Halide Substitution in Magnesium Borohydride
journal contributionposted on 14.06.2012, 00:00 by Satoshi Hino, Jon Erling Fonneløp, Marta Corno, Olena Zavorotynska, Alessandro Damin, Bo Richter, Marcello Baricco, Torben R. Jensen, Magnus H. Sørby, Bjørn C. Hauback
The synthesis of halide-substituted Mg(BH4)2 by ball-milling, and characterization with respect to thermodynamics and crystal structure, has been addressed. The ball-milled mixture of Mg(BH4)2 and MgX2 (X = Cl, Br) has been investigated by in situ/ex situ synchrotron powder X-ray diffraction (SR-PXD), differential scanning calorimetry (DSC), and infrared and Raman spectroscopy.
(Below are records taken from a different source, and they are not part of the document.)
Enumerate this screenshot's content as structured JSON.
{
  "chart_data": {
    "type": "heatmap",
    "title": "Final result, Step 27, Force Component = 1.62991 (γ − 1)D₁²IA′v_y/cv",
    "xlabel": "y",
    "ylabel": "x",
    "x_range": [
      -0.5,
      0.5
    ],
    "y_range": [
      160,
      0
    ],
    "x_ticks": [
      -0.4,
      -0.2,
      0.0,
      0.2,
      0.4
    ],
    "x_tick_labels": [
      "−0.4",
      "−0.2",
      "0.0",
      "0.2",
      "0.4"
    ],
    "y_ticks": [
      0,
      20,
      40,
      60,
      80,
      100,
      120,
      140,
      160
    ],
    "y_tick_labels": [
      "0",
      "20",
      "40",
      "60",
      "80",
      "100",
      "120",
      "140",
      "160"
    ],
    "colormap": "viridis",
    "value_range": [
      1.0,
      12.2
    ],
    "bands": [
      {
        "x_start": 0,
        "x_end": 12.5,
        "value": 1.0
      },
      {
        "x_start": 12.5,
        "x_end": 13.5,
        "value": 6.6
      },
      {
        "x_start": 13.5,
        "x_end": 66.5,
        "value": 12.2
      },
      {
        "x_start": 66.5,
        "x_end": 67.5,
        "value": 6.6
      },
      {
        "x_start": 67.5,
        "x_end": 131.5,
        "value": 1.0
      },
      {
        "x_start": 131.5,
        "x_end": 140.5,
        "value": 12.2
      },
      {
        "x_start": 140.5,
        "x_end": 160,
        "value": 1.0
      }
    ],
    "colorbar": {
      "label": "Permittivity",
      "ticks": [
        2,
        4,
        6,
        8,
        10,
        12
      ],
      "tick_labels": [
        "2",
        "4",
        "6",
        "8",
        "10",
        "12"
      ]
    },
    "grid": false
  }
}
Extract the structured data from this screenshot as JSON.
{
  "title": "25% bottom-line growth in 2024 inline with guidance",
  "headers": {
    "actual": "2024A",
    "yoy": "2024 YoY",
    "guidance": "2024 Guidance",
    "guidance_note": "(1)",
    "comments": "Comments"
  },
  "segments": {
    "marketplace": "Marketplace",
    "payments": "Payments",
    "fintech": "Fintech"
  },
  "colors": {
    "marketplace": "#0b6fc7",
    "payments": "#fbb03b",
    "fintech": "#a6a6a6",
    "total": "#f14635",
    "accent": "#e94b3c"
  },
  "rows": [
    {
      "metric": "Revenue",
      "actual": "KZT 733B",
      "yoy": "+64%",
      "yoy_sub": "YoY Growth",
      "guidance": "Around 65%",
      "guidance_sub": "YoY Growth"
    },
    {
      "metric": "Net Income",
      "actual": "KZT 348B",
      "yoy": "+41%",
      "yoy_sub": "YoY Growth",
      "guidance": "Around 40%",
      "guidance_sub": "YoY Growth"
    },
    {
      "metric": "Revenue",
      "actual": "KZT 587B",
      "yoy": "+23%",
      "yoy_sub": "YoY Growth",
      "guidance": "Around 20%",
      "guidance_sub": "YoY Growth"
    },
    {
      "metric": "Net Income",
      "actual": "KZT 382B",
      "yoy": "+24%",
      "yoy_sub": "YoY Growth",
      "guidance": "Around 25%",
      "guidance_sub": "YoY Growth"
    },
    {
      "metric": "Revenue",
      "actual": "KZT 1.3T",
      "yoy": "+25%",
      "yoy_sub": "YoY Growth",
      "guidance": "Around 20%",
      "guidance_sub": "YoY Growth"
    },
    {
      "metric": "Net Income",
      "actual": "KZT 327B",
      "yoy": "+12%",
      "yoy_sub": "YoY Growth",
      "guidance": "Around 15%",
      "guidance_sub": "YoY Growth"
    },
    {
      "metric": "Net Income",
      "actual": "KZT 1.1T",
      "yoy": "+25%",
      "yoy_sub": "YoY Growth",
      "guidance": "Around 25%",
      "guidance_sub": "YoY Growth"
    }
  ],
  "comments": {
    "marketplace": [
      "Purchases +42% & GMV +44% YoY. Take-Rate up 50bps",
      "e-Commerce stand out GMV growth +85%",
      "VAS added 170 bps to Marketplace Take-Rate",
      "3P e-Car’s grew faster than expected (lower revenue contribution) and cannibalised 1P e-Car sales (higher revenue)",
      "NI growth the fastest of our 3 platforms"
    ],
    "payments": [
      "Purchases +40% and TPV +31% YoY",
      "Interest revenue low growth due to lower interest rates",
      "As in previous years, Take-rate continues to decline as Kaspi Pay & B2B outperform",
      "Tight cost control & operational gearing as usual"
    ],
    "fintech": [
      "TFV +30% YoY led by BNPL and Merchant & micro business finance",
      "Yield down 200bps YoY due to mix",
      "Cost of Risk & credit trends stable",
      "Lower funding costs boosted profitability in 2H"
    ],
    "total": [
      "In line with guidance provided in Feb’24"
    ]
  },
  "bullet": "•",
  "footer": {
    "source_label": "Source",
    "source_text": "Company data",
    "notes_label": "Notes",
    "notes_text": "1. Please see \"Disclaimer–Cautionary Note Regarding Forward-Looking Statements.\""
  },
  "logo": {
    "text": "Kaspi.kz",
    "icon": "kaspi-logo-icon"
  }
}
High resolution SR-PXD patterns reveal that the unit cell volume of β-Mg(BH4)2 in milled and annealed mixtures of Mg(BH4)2 with MgCl2/MgBr2 is smaller than that of pure β-Mg(BH4)2. This is due to substitution of BH4– by Cl–/Br– ions which have ionic radii smaller than that of BH4–. For comparison, ab initio calculations were run to simulate Cl substitution in α-Mg(BH4)2. The α-polymorph was used rather than the β-polymorph because the size of the unit cell was more manageable. Electronic energy data and thermodynamic considerations confirm the miscibility of MgCl2 and Mg(BH4)2, both in α- and β-polymorphs.